-->

Kamis, 28 September 2017

One Day Trip ke Tiga Pulau; Kelor, Onrust, dan Cipir

Tanggal 27 September kemarin gw sama Sofia berkesempatan buat eksplorasi ke tiga pulau sekaligus. Tiga pulau itu adalah Pulau Kelor, Pulau Onrust, dan Pulau Cipir. Tiga pulau yang berdekatan ini terletak di Kepulauan Seribu, sebelah Utara dari Provinsi DKI Jakarta. Kesempatan mengeksplorasi tiga pulau dalam satu hari ini kami dapatkan dengan ikut travel organizer dengan username @mau_kemana_si  yang gak sengaja lewat di beranda dari akun Instagram gw. And here’s the story....

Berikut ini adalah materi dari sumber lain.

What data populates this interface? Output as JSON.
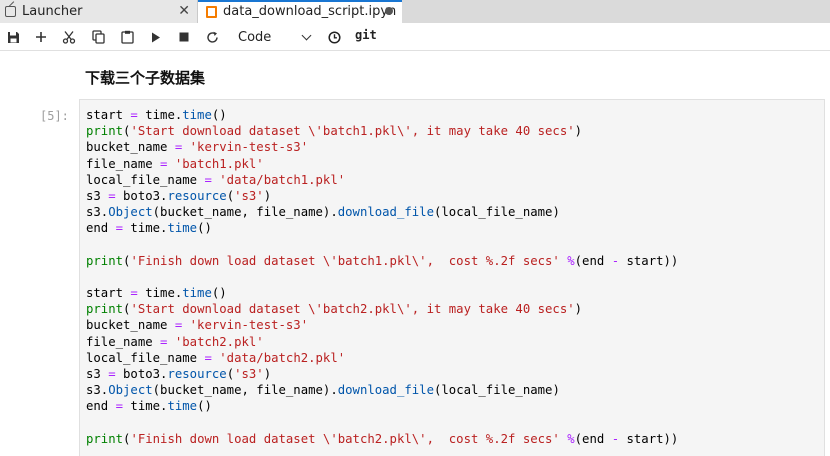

Hujan deras yang gak diprediksi mulai mengguyur sebagian besar Jabodetabek sejak shubuh dan membuat rencana pemberangkatan sebagian besar anggota trip menjadi khawatir. Bahkan ada yang gak jadi ikut karena hujan deras itu. But trip must go on. Berangkatlah gw ke Dermaga Kamal Muara yang dijadikan titik kumpul. Rute yang gw ambil ngelewatin bandara dengan kondisi hujan rintik saat itu. 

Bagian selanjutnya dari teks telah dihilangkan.